Because while they were doing these things, Paul and I were having cocktails and dinner with other adults in the dining room, no kids allowed. (A funny thing I heard was that someone had learned about Tyler Place by Googling "dinner without kids." Not that it worked for me. And, no, Google. No, I didn't mean that.)
It was an amazing impossible gift of a week. I loved having my mother there, with time for her to enjoy Ben and Charlie without the work of keeping them. I met some truly lovely people and had time to get to know them as people, instead of primarily as Chloe's mom — four Chloes that week — or the father of Jacob, Joshua, or both. I got to watch Charlie ride a zip line, got to hold Ben as he kicked happily in the pool, had afternoons to revel in my kids being kids without simultaneously thinking, "What godforsaken sludge do we have in the freezer that I can pass off tonight as dinner?" It was a real vacation, and how often do those come along for a family with small children?
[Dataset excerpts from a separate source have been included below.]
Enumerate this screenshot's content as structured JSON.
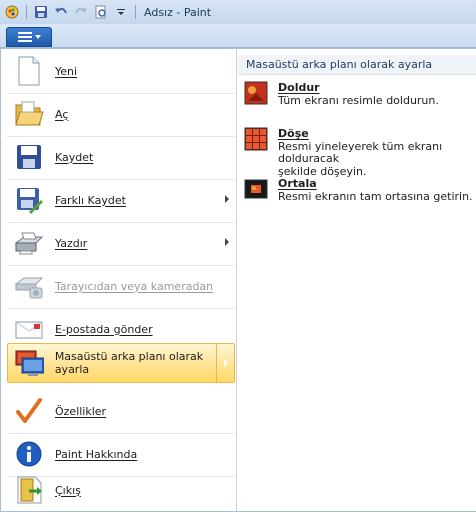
{
  "window": {
    "title": "Adsız - Paint"
  },
  "quick_access": [
    {
      "icon": "paint-app-icon"
    },
    {
      "icon": "save-icon"
    },
    {
      "icon": "undo-icon"
    },
    {
      "icon": "redo-icon"
    },
    {
      "icon": "print-preview-icon"
    },
    {
      "icon": "customize-dropdown-icon"
    }
  ],
  "app_menu": {
    "items": [
      {
        "label": "Yeni",
        "icon": "new-file-icon"
      },
      {
        "label": "Aç",
        "icon": "open-folder-icon"
      },
      {
        "label": "Kaydet",
        "icon": "save-disk-icon"
      },
      {
        "label": "Farklı Kaydet",
        "icon": "save-as-icon"
      },
      {
        "label": "Yazdır",
        "icon": "printer-icon"
      },
      {
        "label": "Tarayıcıdan veya kameradan",
        "icon": "scanner-icon"
      },
      {
        "label": "E-postada gönder",
        "icon": "email-icon"
      },
      {
        "label": "Masaüstü arka planı olarak ayarla",
        "icon": "desktop-background-icon"
      },
      {
        "label": "Özellikler",
        "icon": "checkmark-icon"
      },
      {
        "label": "Paint Hakkında",
        "icon": "info-icon"
      },
      {
        "label": "Çıkış",
        "icon": "exit-icon"
      }
    ]
  },
  "submenu": {
    "header": "Masaüstü arka planı olarak ayarla",
    "options": [
      {
        "title": "Doldur",
        "desc_line1": "Tüm ekranı resimle doldurun.",
        "desc_line2": "",
        "icon": "fill-icon"
      },
      {
        "title": "Döşe",
        "desc_line1": "Resmi yineleyerek tüm ekranı dolduracak",
        "desc_line2": "şekilde döşeyin.",
        "icon": "tile-icon"
      },
      {
        "title": "Ortala",
        "desc_line1": "Resmi ekranın tam ortasına getirin.",
        "desc_line2": "",
        "icon": "center-icon"
      }
    ]
  },
  "colors": {
    "active_highlight": "#ffd866",
    "app_button": "#1e5aa8",
    "disabled_text": "#9a9a9a"
  }
}
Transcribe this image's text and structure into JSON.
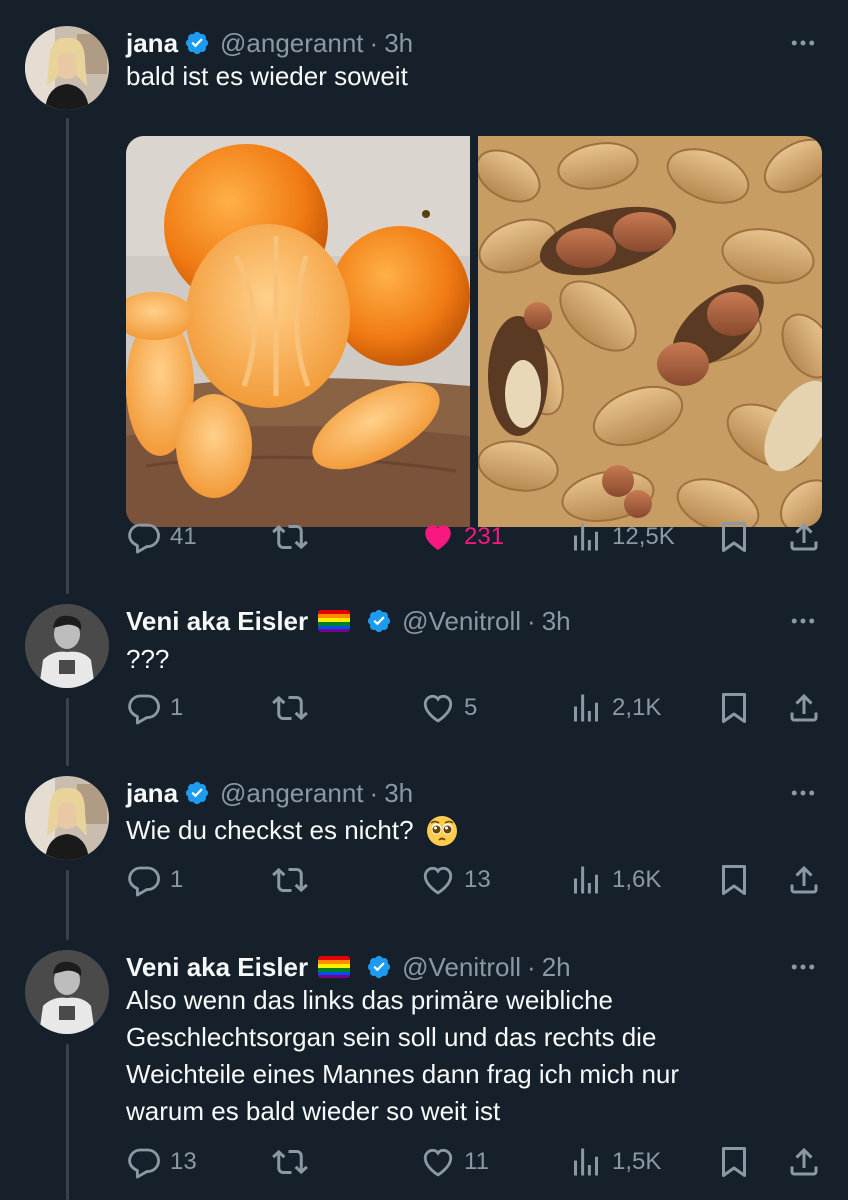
{
  "colors": {
    "background": "#15202b",
    "text_primary": "#f7f9f9",
    "text_secondary": "#8b98a5",
    "verified_blue": "#1d9bf0",
    "like_pink": "#f91880",
    "thread_line": "#38444d"
  },
  "tweets": [
    {
      "name": "jana",
      "handle": "@angerannt",
      "separator": "·",
      "time": "3h",
      "text": "bald ist es wieder soweit",
      "media": [
        "mandarins-image",
        "peanuts-image"
      ],
      "replies": "41",
      "retweets": "",
      "likes": "231",
      "liked": true,
      "views": "12,5K"
    },
    {
      "name": "Veni aka Eisler",
      "flag": "rainbow-flag-emoji",
      "handle": "@Venitroll",
      "separator": "·",
      "time": "3h",
      "text": "???",
      "replies": "1",
      "retweets": "",
      "likes": "5",
      "liked": false,
      "views": "2,1K"
    },
    {
      "name": "jana",
      "handle": "@angerannt",
      "separator": "·",
      "time": "3h",
      "text": "Wie du checkst es nicht?",
      "emoji": "pleading-face-emoji",
      "replies": "1",
      "retweets": "",
      "likes": "13",
      "liked": false,
      "views": "1,6K"
    },
    {
      "name": "Veni aka Eisler",
      "flag": "rainbow-flag-emoji",
      "handle": "@Venitroll",
      "separator": "·",
      "time": "2h",
      "text_lines": [
        "Also wenn das links das primäre weibliche",
        "Geschlechtsorgan sein soll und das rechts die",
        "Weichteile eines Mannes dann frag ich mich nur",
        "warum es bald wieder so weit ist"
      ],
      "replies": "13",
      "retweets": "",
      "likes": "11",
      "liked": false,
      "views": "1,5K"
    }
  ],
  "icons": {
    "reply": "reply-icon",
    "retweet": "retweet-icon",
    "like": "heart-icon",
    "views": "views-icon",
    "bookmark": "bookmark-icon",
    "share": "share-icon",
    "more": "more-icon",
    "verified": "verified-badge-icon"
  }
}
Happiest place on Earth, and speaking of cryopreserved biomatter, if Walt Disney disagrees, I hope that somewhere in Heaven, Thomas Aquinas, or at least Steve Allen, is punching him in the face.
Oh, and I don't have any pictures of Ben at Tyler Place, probably because he was so busy romping through daisies or feeling the breeze on his face during a pontoon boat ride or perhaps stroking the silvery flank of the tamest of pegasus unicorns or something, who cares? it was fun, so instead here's one of him in his new favorite pursuit, moving furniture.
On a quotidian basis I find it sort of annoying, the way he pushes everything around so that it blocks the doorways, but I bet during a zombie attack he'll be a useful person to have around.